Reciba actualizaciones gratuitas de Bangladesh
Te enviaremos un Resumen diario de myFT correo electrónico reuniendo lo último Bangladesh noticias todas las mañanas.
Las tensiones están aumentando entre Bangladesh y Occidente a medida que Estados Unidos presiona al gobierno autoritario de la primera ministra Sheikh Hasina para garantizar la integridad de las próximas elecciones.
Sheikh Hasina, que ha estado en el poder desde 2009, ha reprimido la oposición política y restringido las libertades democráticas en lo que los analistas dicen es un intento de influir en el resultado de las elecciones, que se esperan para enero.
El mes pasado, Estados Unidos impuso restricciones de visa a un número no especificado de bangladesíes por “socavar el proceso electoral democrático”. Entre los incluidos se encontraban miembros de las fuerzas del orden, el partido gobernante y la oposición política, dijo el Departamento de Estado de Estados Unidos.
Gran Bretaña también ha presionado al gobierno de Sheikh Hasina para que garantice que las elecciones sean “libres, justas, participativas y pacíficas”.
El gobierno de Bangladesh ha rechazado la censura occidental. El Ministro de Asuntos Exteriores, AK Abdul Momen, dijo que la política de visas era una “prerrogativa” de Washington, pero en una entrevista con el Financial Times en Dhaka el mes pasado, desestimó las críticas a la preparación de las elecciones como “propaganda falsa sobre Bangladesh”, comparándola con las intervenciones occidentales en Irak y otros lugares.
“Miren a Irak, ¿qué hicieron en nombre de la propaganda falsa?” dijo, sugiriendo que algunos en Occidente podrían querer “sembrar el caos” en Bangladesh.
Después de que se impusieron las restricciones de visa, Momen dijo al Financial Times que había estado exhortando a los líderes mundiales a “verificar correctamente sus hechos” con respecto a la situación en Bangladesh.
“Desafortunadamente, hoy en día la gente tiene poco tiempo y no tiene el hábito de leer”, dijo mientras estaba en Estados Unidos para asistir a la Asamblea General de la ONU.
Añadió que las relaciones con el presidente estadounidense Joe Biden y el secretario de Estado Antony Blinken eran, no obstante, “muy buenas”.
Cualquier tensión en las relaciones podría extenderse a la geopolítica regional. Sheikh Hasina ha tratado de promover el país de 170 millones de habitantes como un éxito de desarrollo, en gran parte gracias a su enorme sector textil, que depende de las exportaciones a Estados Unidos y Europa. También ha cultivado vínculos más estrechos con India y China.


La política interna del país se ha visto empañada por una rivalidad de décadas, a menudo sangrienta, entre su Liga Awami y el rival Partido Nacionalista de Bangladesh.
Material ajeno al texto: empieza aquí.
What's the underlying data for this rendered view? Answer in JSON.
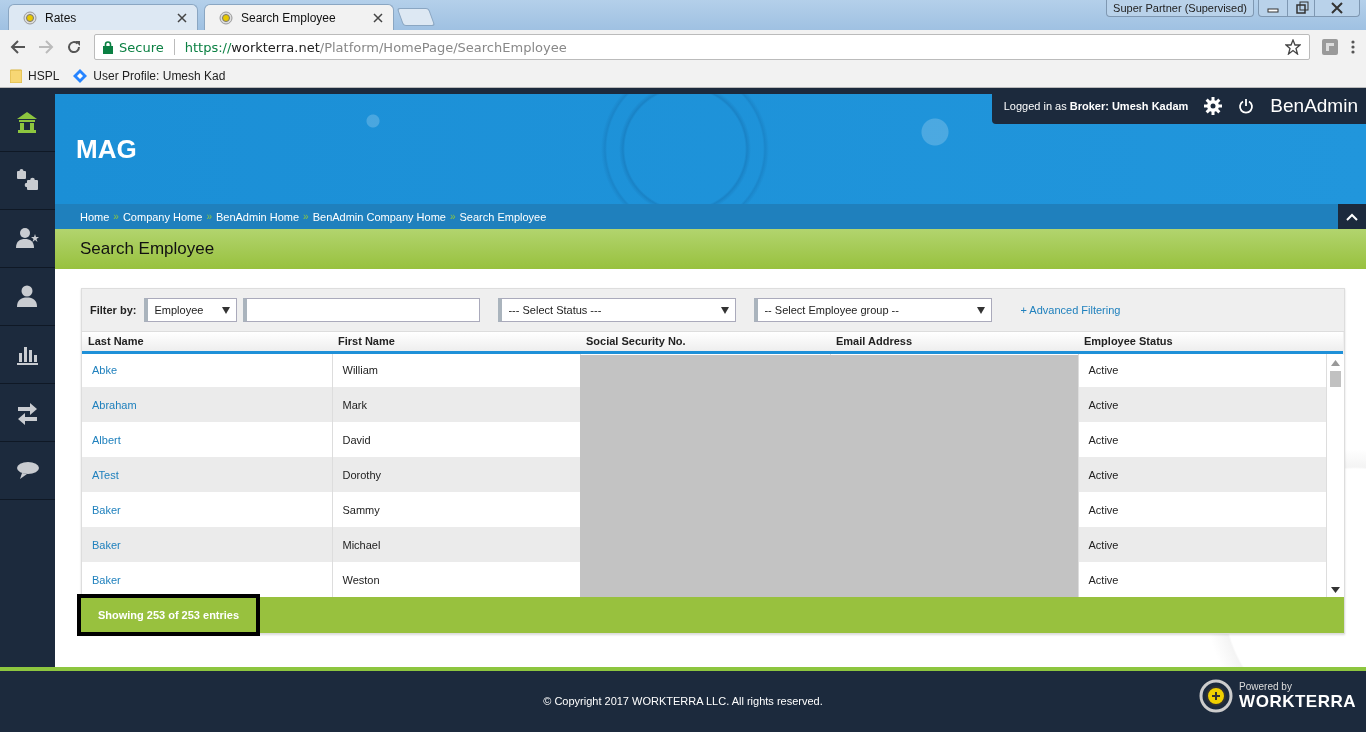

Las reelecciones anteriores de Sheikh Hasina, en 2014 y 2018, se vieron afectadas por una baja participación y acusaciones de manipulación electoral.
El Departamento de Estado de Estados Unidos dijo que sus sanciones en materia de visas reflejaban “preocupaciones por las acciones que socavan la democracia y los derechos humanos en Bangladesh”, y añadió que apoyaba “el deseo del pueblo de Bangladesh de elegir libremente a sus líderes”.
Una ronda anterior de sanciones estadounidenses en 2021 tuvo como objetivo el Batallón de Acción Rápida de Bangladesh, una unidad policial acusada de desapariciones y ejecuciones extrajudiciales.
Michael Kugelman, asociado principal del grupo de expertos Wilson Center con sede en Washington, dijo que la presión de Washington sobre las elecciones era parte de una estrategia regional para limitar la influencia de China mediante la promoción de la democracia como una alternativa a los gobiernos autoritarios.
“La administración Biden ha hecho de Bangladesh un caso de prueba para su política exterior basada en valores”, dijo. “Es una gran apuesta. . . Si Dhaka comienza a sentirse cada vez más encerrada por Washington, podría verse tentada a gravitar más cerca de China”.
Kugelman dijo que retener el poder podría ser existencial para Sheikh Hasina, quien también gobernó Bangladesh de 1996 a 2001. Bajo el gobierno de la Liga Awami, los altos líderes del BNP han sido perseguidos por casos legales y miles de activistas arrestados.
Si la Liga Awami pierde poder, “probablemente se verían sujetos a feroces campañas de política retributiva. . . muy parecido a lo que el partido gobernante ha infligido a la oposición”, dijo.
“La amenaza de restricciones de visas estadounidenses no disuadirá a los líderes de la Liga Awami si están decididos a aferrarse al poder a toda costa”.